Study explores apprenticeship, homeless link
Claims of a growing homelessness risk among apprentices will be the focus of a new study by Flinders University researchers.
Andreas Cebulla, a senior research fellow at the Flinders-based National Institute of Labour Studies, has begun a year-long study to determine whether low apprenticeship wages are forcing Australian tradies into homelessness and housing instability.
“The social welfare sector claims there has been a recent incidence of homelessness among apprentices and our task is to see whether there is, in fact, a link between the two,” Cebulla said.
“One suggestion is that the low apprentice wage contributes to homelessness but there may be other factors that lead to it, such as relationship break-ups, rather than the low pay itself,” he said.
Figures show there are about 35,000 apprentices in South Australia, with apprentices often earning as little as half of what a qualified tradesperson receives in their field.
As part of the Flinders study, funded through the Department of Families, Housing, Community Services and Indigenous Affairs, Cebulla will interview training providers, employer organisations and government agencies before conducting a nationwide survey of apprentices.
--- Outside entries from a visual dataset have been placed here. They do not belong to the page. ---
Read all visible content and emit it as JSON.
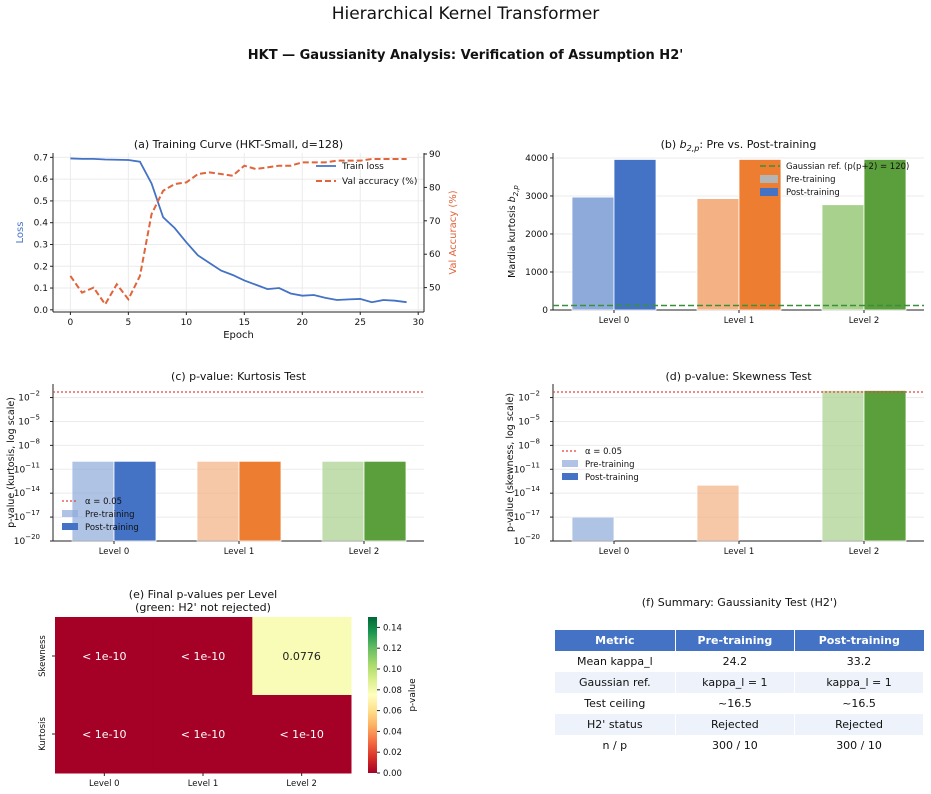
{
  "suptitle": "Hierarchical Kernel Transformer",
  "subtitle": "HKT — Gaussianity Analysis: Verification of Assumption H2'",
  "colors": {
    "train": "#4472c4",
    "val": "#e0643c",
    "level0_pre": "#8eaadb",
    "level0_post": "#4472c4",
    "level1_pre": "#f4b183",
    "level1_post": "#ed7d31",
    "level2_pre": "#a9d18e",
    "level2_post": "#5b9e3c",
    "gauss_ref": "#3a8f3a",
    "alpha": "#e8413c"
  },
  "chart_data": [
    {
      "id": "a",
      "type": "line",
      "title": "(a) Training Curve (HKT-Small, d=128)",
      "xlabel": "Epoch",
      "ylabel": "Loss",
      "ylabel_right": "Val Accuracy (%)",
      "xlim": [
        -1.5,
        30.5
      ],
      "ylim": [
        -0.01,
        0.72
      ],
      "ylim_right": [
        42.7,
        90.3
      ],
      "xticks": [
        "0",
        "5",
        "10",
        "15",
        "20",
        "25",
        "30"
      ],
      "yticks": [
        "0.0",
        "0.1",
        "0.2",
        "0.3",
        "0.4",
        "0.5",
        "0.6",
        "0.7"
      ],
      "yticks_right": [
        "50",
        "60",
        "70",
        "80",
        "90"
      ],
      "legend": "upper right",
      "grid": true,
      "series": [
        {
          "name": "Train loss",
          "axis": "left",
          "style": "solid",
          "color": "#4472c4",
          "x": [
            0,
            1,
            2,
            3,
            4,
            5,
            6,
            7,
            8,
            9,
            10,
            11,
            12,
            13,
            14,
            15,
            16,
            17,
            18,
            19,
            20,
            21,
            22,
            23,
            24,
            25,
            26,
            27,
            28,
            29
          ],
          "values": [
            0.695,
            0.693,
            0.693,
            0.69,
            0.689,
            0.688,
            0.68,
            0.58,
            0.425,
            0.375,
            0.31,
            0.25,
            0.215,
            0.18,
            0.16,
            0.135,
            0.115,
            0.095,
            0.1,
            0.075,
            0.065,
            0.068,
            0.055,
            0.045,
            0.048,
            0.05,
            0.035,
            0.045,
            0.042,
            0.035
          ]
        },
        {
          "name": "Val accuracy (%)",
          "axis": "right",
          "style": "dashed",
          "color": "#e0643c",
          "x": [
            0,
            1,
            2,
            3,
            4,
            5,
            6,
            7,
            8,
            9,
            10,
            11,
            12,
            13,
            14,
            15,
            16,
            17,
            18,
            19,
            20,
            21,
            22,
            23,
            24,
            25,
            26,
            27,
            28,
            29
          ],
          "values": [
            53.5,
            48.5,
            50.0,
            45.0,
            51.0,
            46.5,
            53.5,
            72.0,
            79.0,
            81.0,
            81.5,
            84.0,
            84.5,
            84.0,
            83.5,
            86.5,
            85.5,
            86.0,
            86.5,
            86.5,
            87.5,
            87.5,
            87.5,
            88.0,
            88.0,
            88.0,
            88.5,
            88.5,
            88.5,
            88.5
          ]
        }
      ]
    },
    {
      "id": "b",
      "type": "bar",
      "title_prefix": "(b) ",
      "title_sub": "2,p",
      "title_suffix": ": Pre vs. Post-training",
      "ylabel": "Mardia kurtosis ",
      "ylabel_sub": "2,p",
      "categories": [
        "Level 0",
        "Level 1",
        "Level 2"
      ],
      "ylim": [
        0,
        4130
      ],
      "yticks": [
        "0",
        "1000",
        "2000",
        "3000",
        "4000"
      ],
      "legend": "upper right",
      "reference_line": {
        "label": "Gaussian ref. (p(p+2) = 120)",
        "value": 120
      },
      "series": [
        {
          "name": "Pre-training",
          "values": [
            2970,
            2930,
            2770
          ]
        },
        {
          "name": "Post-training",
          "values": [
            3960,
            3960,
            3960
          ]
        }
      ]
    },
    {
      "id": "c",
      "type": "bar",
      "title": "(c) p-value: Kurtosis Test",
      "ylabel": "p-value (kurtosis, log scale)",
      "yscale": "log",
      "ylim": [
        1e-20,
        0.5
      ],
      "yticks": [
        "10",
        "10",
        "10",
        "10",
        "10",
        "10",
        "10"
      ],
      "yticks_exp": [
        "−20",
        "−17",
        "−14",
        "−11",
        "−8",
        "−5",
        "−2"
      ],
      "categories": [
        "Level 0",
        "Level 1",
        "Level 2"
      ],
      "legend": "lower left",
      "alpha_line": {
        "label": "α = 0.05",
        "value": 0.05
      },
      "series": [
        {
          "name": "Pre-training",
          "values": [
            1e-10,
            1e-10,
            1e-10
          ]
        },
        {
          "name": "Post-training",
          "values": [
            1e-10,
            1e-10,
            1e-10
          ]
        }
      ]
    },
    {
      "id": "d",
      "type": "bar",
      "title": "(d) p-value: Skewness Test",
      "ylabel": "p-value (skewness, log scale)",
      "yscale": "log",
      "ylim": [
        1e-20,
        0.5
      ],
      "yticks": [
        "10",
        "10",
        "10",
        "10",
        "10",
        "10",
        "10"
      ],
      "yticks_exp": [
        "−20",
        "−17",
        "−14",
        "−11",
        "−8",
        "−5",
        "−2"
      ],
      "categories": [
        "Level 0",
        "Level 1",
        "Level 2"
      ],
      "legend": "center left",
      "alpha_line": {
        "label": "α = 0.05",
        "value": 0.05
      },
      "series": [
        {
          "name": "Pre-training",
          "values": [
            1e-17,
            1e-13,
            0.0776
          ]
        },
        {
          "name": "Post-training",
          "values": [
            1e-20,
            1e-20,
            0.0776
          ]
        }
      ]
    },
    {
      "id": "e",
      "type": "heatmap",
      "title_line1": "(e) Final p-values per Level",
      "title_line2": "(green: H2' not rejected)",
      "rows": [
        "Skewness",
        "Kurtosis"
      ],
      "columns": [
        "Level 0",
        "Level 1",
        "Level 2"
      ],
      "values": [
        [
          0,
          0,
          0.0776
        ],
        [
          0,
          0,
          0
        ]
      ],
      "labels": [
        [
          "< 1e-10",
          "< 1e-10",
          "0.0776"
        ],
        [
          "< 1e-10",
          "< 1e-10",
          "< 1e-10"
        ]
      ],
      "colorbar_label": "p-value",
      "colorbar_range": [
        0,
        0.15
      ],
      "colorbar_ticks": [
        "0.00",
        "0.02",
        "0.04",
        "0.06",
        "0.08",
        "0.10",
        "0.12",
        "0.14"
      ],
      "colormap": "RdYlGn"
    },
    {
      "id": "f",
      "type": "table",
      "title": "(f) Summary: Gaussianity Test (H2')",
      "columns": [
        "Metric",
        "Pre-training",
        "Post-training"
      ],
      "rows": [
        [
          "Mean kappa_l",
          "24.2",
          "33.2"
        ],
        [
          "Gaussian ref.",
          "kappa_l = 1",
          "kappa_l = 1"
        ],
        [
          "Test ceiling",
          "~16.5",
          "~16.5"
        ],
        [
          "H2' status",
          "Rejected",
          "Rejected"
        ],
        [
          "n / p",
          "300 / 10",
          "300 / 10"
        ]
      ]
    }
  ]
}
The research collected through the study will also be used to determine whether there is a link between homelessness and the high drop-out rate among apprentices.
“One theory is that apprenticeships pay little and housing is expensive so, eventually, apprentices can’t maintain their homes and when that happens they can’t maintain their jobs either,” he said.
“We don’t yet know whether there’s a link between the two but what we do know is that a lot of apprentices drop out when they realise their wages won’t increase much once they’re fully qualified.
“Electricians and plumbers will usually make up what they lost through their apprenticeship very quickly but on the other hand, apprentices in the services industry, in particular food preparation and hairdressing, find that once they complete their course, their wages are not much higher than what they would have been had they not gone through the apprenticeship.
“Many apprentices live on the poverty line so once they find out there’s no real benefit at the end they drop out.”
Findings of the study are expected to be released early next year.